A Day in my Life: Aman, 13, Campion School Mumbai, India
The Corona virus pandemic has shocked the entire world. It has had a tremendous effect on macro events like international trade, world economies and travel to micro events like people’s daily lives, office schedules and even food habits. This virus has had a massive effect on India and therefore my own family as well. From my parents having to stop going to their workplace to my brother having to fly back from USA in middle of his college to my very own school transforming to an online platform, it has been a very abrupt transition for my family like it has for rest of the world. My family has followed the needed procedures of self-quarantining in the house and maintaining social distancing when needed to leave the house for essential items.

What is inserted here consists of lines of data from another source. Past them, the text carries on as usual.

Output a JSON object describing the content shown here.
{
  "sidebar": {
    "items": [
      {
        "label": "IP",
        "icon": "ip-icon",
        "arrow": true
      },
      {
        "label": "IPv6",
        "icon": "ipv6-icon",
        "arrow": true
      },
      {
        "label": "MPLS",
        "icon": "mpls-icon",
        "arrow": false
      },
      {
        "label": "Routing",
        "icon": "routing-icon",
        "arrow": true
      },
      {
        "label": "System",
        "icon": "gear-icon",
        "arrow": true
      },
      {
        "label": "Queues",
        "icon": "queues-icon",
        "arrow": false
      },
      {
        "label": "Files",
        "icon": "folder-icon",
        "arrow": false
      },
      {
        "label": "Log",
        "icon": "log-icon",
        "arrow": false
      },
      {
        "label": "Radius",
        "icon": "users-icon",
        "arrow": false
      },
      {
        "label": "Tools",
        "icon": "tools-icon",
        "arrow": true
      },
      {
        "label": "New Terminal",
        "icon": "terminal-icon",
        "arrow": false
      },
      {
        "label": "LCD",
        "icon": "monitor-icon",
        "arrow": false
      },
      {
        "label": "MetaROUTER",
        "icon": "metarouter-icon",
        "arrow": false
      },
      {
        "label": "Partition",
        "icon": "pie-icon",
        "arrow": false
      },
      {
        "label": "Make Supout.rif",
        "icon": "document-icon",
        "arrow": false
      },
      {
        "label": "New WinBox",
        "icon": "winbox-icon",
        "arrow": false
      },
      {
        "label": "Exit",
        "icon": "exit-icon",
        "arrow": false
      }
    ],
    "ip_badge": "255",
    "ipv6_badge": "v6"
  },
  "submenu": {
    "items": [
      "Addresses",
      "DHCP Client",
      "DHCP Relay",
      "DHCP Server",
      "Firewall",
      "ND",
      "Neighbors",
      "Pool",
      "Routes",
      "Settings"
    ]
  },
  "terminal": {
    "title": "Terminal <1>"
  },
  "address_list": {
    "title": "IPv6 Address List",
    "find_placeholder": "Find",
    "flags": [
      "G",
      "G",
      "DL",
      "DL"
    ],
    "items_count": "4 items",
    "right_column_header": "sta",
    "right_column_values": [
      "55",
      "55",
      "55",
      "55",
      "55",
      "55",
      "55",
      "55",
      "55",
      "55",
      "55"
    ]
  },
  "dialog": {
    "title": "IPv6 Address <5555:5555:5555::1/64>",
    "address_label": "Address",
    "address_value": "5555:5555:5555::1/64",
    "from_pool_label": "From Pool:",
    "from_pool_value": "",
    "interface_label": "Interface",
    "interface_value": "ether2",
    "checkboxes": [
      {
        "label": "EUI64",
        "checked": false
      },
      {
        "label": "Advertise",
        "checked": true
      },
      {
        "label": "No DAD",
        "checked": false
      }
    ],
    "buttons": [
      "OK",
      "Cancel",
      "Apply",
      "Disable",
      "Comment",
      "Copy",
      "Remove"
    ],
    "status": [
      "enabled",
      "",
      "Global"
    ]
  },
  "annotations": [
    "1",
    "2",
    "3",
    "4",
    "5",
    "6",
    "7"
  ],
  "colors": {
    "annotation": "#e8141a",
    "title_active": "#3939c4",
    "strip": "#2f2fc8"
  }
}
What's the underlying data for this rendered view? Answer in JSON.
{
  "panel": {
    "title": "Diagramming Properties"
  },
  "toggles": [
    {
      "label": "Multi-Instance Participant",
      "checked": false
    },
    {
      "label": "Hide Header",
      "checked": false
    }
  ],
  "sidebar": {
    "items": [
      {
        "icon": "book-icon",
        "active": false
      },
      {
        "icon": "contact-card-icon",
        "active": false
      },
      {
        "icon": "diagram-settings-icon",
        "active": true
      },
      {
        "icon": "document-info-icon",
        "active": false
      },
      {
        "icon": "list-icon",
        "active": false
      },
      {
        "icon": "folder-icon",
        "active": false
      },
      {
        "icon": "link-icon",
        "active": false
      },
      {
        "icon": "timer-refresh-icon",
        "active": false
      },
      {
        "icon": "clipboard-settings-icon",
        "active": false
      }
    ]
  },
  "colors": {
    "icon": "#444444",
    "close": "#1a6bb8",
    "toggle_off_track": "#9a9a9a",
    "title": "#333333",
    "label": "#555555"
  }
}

From sanitizing our house, car and even our food we have tried to minimize transmission in all way possible in our control. Since my brother returned from USA(one of the biggest hit places in the world), to prevent transmission to my family, he did not leave his room for 15 days, as even the food was kept outside his door and the person who was in contact with his plate was always wearing gloves. This was extremely challenging to be in the same house yet not leave the premises of the room for even a minute
Now in the lockdown, we are collectively fighting against the virus as a community and as a family and I am proud of these endeavors. These events really taught me a lot as a human being. I learnt that everyone should maintain basic hygiene of washing our hands and being healthy. We should follow the rules of the government and have faith in our system. For example, the lockdown in our country had majority support but however the virus is still persistent as each and every citizen did not completely follow it. Lastly, I concluded from this incident if each one of us do not panic and help one another in times like these we will be successful in fighting against any problem.”

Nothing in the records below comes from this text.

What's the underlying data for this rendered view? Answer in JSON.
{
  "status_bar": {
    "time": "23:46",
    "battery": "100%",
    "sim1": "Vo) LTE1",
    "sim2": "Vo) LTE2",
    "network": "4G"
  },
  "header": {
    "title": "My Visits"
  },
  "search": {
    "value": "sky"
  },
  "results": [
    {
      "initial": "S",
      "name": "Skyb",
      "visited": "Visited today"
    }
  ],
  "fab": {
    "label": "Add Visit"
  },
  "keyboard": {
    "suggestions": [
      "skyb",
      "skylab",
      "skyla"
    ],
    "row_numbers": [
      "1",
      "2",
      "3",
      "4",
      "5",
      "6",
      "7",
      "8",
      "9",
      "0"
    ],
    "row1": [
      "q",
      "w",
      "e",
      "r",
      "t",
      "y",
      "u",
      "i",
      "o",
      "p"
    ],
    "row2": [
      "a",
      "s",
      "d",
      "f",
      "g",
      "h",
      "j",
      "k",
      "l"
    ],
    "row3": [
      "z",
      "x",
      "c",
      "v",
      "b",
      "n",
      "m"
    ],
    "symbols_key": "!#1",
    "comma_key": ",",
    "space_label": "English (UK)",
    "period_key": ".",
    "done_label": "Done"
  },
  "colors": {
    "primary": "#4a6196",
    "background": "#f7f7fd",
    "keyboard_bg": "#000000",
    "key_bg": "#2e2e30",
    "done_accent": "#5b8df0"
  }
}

A Day in my Life: Devansh, 13, Campion School Mumbai, India
Corona Virus has taken the world by storm and if not all, majority of the countries are affected severely and are in lockdown. I though see this as a once in a lifetime opportunity to do new things. Anyone can sit around and complain about the harsh times, but it is one who uses these bad times to do good who really succeeds. COVID-19 brought along many challenges with it, and it itself was the greatest to overcome and still is.
Personally, this disease has me cornered with me spending the morning attending virtual classrooms, the afternoon doing household chores and the tiring evenings finishing up on the pending work for the next day’s classes. Even though the day usually is tiring I have taken to a new hobby due to the lockdown which is the guitar. In these times it is very important to keep our morale up, Do our duty as citizens and stay at our houses and hope for the best because at the end of the day we can only overcome this treacherous problem by working together and cooperating. Of all the bad this disease has brought I think it is how we deal with it that will teach us how to adjust to absolutely any scenario possible. This lockdown has made me truly a better person since now I am forced to help and do work which I normally do not do. Of all the harms our actions have caused it is our mindset that hurts us the most if we all change our mindset and stay at home we will be rid of the horrendous disease named COVID-19, a few days living life normally without any luxury won’t hurt us.
I wish this disease dissipates quickly and we never have to see the likes of this disease ever again. Although personally, in this experience the good memories outweigh the bad. So stay home, stay strong, and stay safe.”